Знаете, как люди меняются. Но все было так, как будто мы виделись вчера. Он
пригласил меня в китайский ресторан, потом мы пошли в
Гринвич Виллидж. И там он читал стихи по-польски в
оригинале — «Заговоренные дрожки». И я обалдела,
потому что это был прекрасный польский язык без акцента. Он и тогда переводил Галчиньского, исключительно хорошие переводы. Он схватил
дух юмора Галчиньского. Официантка спросила, на каком
языке мы разговариваем.
— У вас есть любимые стихи Бродского, кроме
посвященных вам?
— Стихи о Венеции. Конечно, для меня очень важна его поэма
«Исаак и Авраам». Тоже нечто совершенно новое и необыкновенное. Ее привез Дравич из России. По-моему, эта поэма — тоже доказательство
его душевного перелома.
— Говорили ли вы устно или письменно на религиозные темы?

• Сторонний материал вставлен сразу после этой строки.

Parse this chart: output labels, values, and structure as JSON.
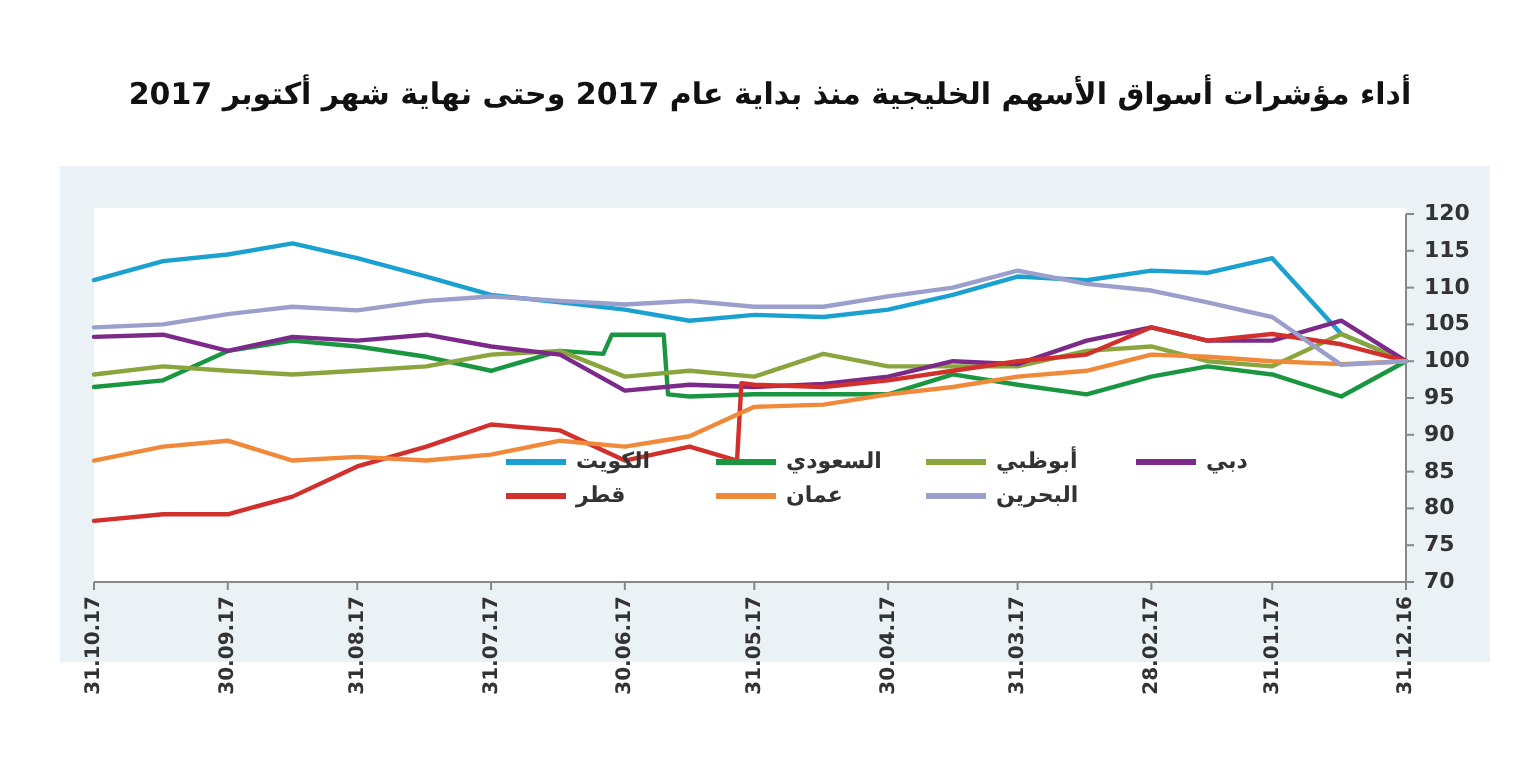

— Он сначала писал, что есть что-то, что можно назвать
Абсолютом, а потом о своих сомнениях. По-моему, все его личные невзгоды,
бедствия, все осложнения жизни служили ему стимулом для творчества и для
героической жизни. Но с другой стороны, он все-таки считал, что это
несправедливо, что столько бед на него свалилось. А вот что он писал: «Я сейчас
подумал, что если понадобятся какие-то мотивы, документы, для поступления
когда-нибудь в тот монастырь, можно будет с успехом употребить эти письма».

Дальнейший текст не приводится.